Toilets unserviced for months in Khayelitsha

We breath unbearable stench from the dirty loos, says resident

Photo of a toilet

Residents of Msindweni informal settlement, Khayelitsha, say their toilets have not been serviced since May. Photos: Vincent Lali

By Vincent Lali

27 August 2019

Residents of Msindweni informal settlement, Khayelitsha, say their toilets have not been serviced since May. The area reeks of faeces which come out of broken pipes.

“Even while the janitors were still working, they never bothered to clean some toilets that were blocked,” says resident Nomanenekazi Hlobo.

She keeps one toilet locked with a padlock. She cleans and disinfects it for her and her neighbours’ use.

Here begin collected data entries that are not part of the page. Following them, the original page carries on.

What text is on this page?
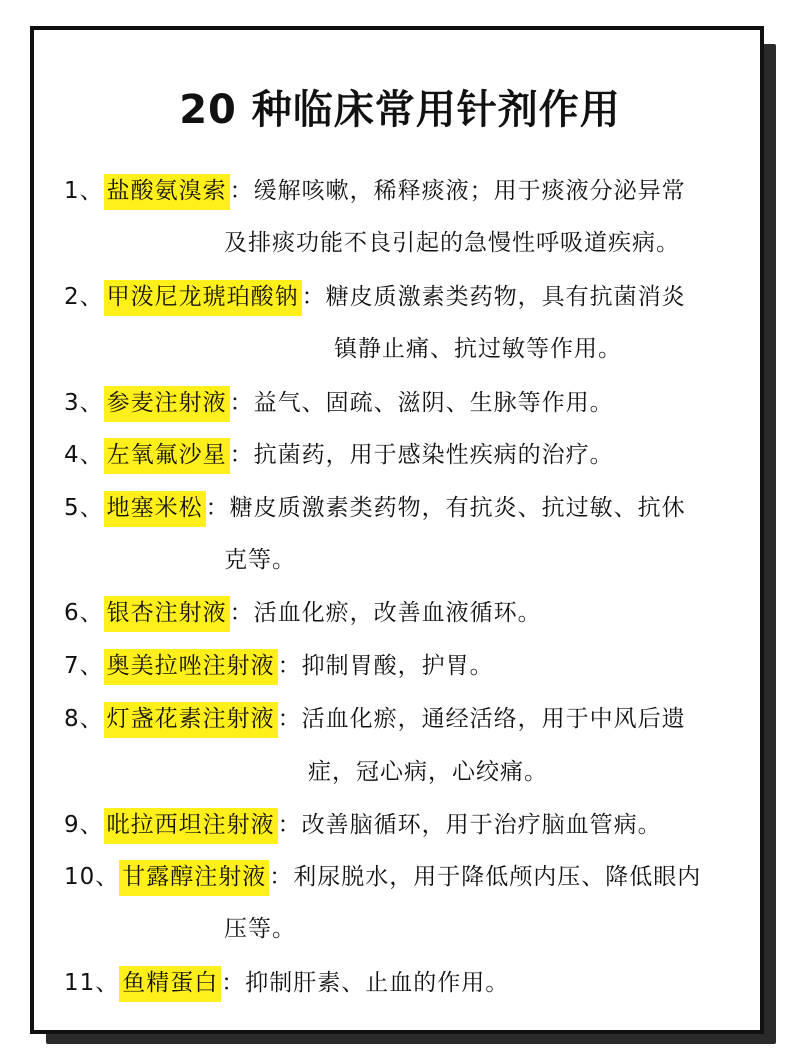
20 种临床常用针剂作用
1、 盐酸氨溴索 ：缓解咳嗽，稀释痰液；用于痰液分泌异常
及排痰功能不良引起的急慢性呼吸道疾病。
2、 甲泼尼龙琥珀酸钠 ：糖皮质激素类药物，具有抗菌消炎
镇静止痛、抗过敏等作用。
3、 参麦注射液 ：益气、固疏、滋阴、生脉等作用。
4、 左氧氟沙星 ：抗菌药，用于感染性疾病的治疗。
5、 地塞米松 ：糖皮质激素类药物，有抗炎、抗过敏、抗休
克等。
6、 银杏注射液 ：活血化瘀，改善血液循环。
7、 奥美拉唑注射液 ：抑制胃酸，护胃。
8、 灯盏花素注射液 ：活血化瘀，通经活络，用于中风后遗
症，冠心病，心绞痛。
9、 吡拉西坦注射液 ：改善脑循环，用于治疗脑血管病。
10、 甘露醇注射液 ：利尿脱水，用于降低颅内压、降低眼内
压等。
11、 鱼精蛋白 ：抑制肝素、止血的作用。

Long lines form at the few usable toilets when people return from work and school. Some people break the padlocks with hammers and people fight over places in the queues.

Residents can also use toilets located at a nearby taxi rank, but have to pay R2. Some residents of Island informal settlement also use the Msindweni toilets. “We want the City of Cape Town to give Island residents their own toilets,” says Hlobo.

“You step on shit as you walk past kids who are relieving themselves outside their family shacks … While we do laundry at the toilet taps, we breath unbearable stench from the dirty loos,” says Nandipha Hlobo.

Community leader Bavuyise Ngcwazi said the City installed 50 toilets around 2008 and another 50 in 2014.

“The cause of the blockages is that the City takes long to hire new janitors to replace the ones whose contract expired in May … We want the City to send plumbers to take the old toilets apart, clean the pipes, toilet seats, cisterns … or replace the toilets with new ones,” said Ngcwazi.

He said they reported the problems with the toilets two months ago.

Mayco member for water and waste Xanthea Limberg said, “The appointment of the new set of janitors was slightly delayed” due to inaccurate information on the City database. “Also, there were no registered candidates from Msindweni on the City’s database. Names were then procured via the City’s subcouncil office. One of the requirements of this program is that janitors employed to work in specific areas are residents of that particular informal settlement. The appointment of new janitors is in the interviewing stage … The City would like to apologise for any inconvenience caused by this delay.”

“Teams are on site every day clearing blockages but until such time as illegal dumping into the system is stopped, the problem will persist, at the expense of the broader community.”

“The City was not aware of these blocked toilets [Msindweni] until receipt of this media query. The City’s maintenance team has visited the site and have unblocked the toilets.”

“Residents of the Island settlement had illegally invaded the land that they are currently occupying. The chemical toilets that are situated in the Island settlement were meant for Emsindweni residents. Residents of the Island settlement moved the toilets from Emsindweni settlement to their settlement. The Island settlement needs to be recognised and declared as a settlement first before basic services can be provided,” said Limberg.

“The contractor used to clean the mobile toilets but stopped after the community packed the toilets together in order to create space to build shacks during the illegal occupation of land on the Island settlement.”

Island community leader Nonceba Ndlebe said shack dwellers no longer used the mobile toilets in Island as they were filthy, but only a few people from Island went to use Msindweni toilets. “Most of us would rather shit in the bushes than in the dirty mobile toilets. Those who work defecate at work,” she said.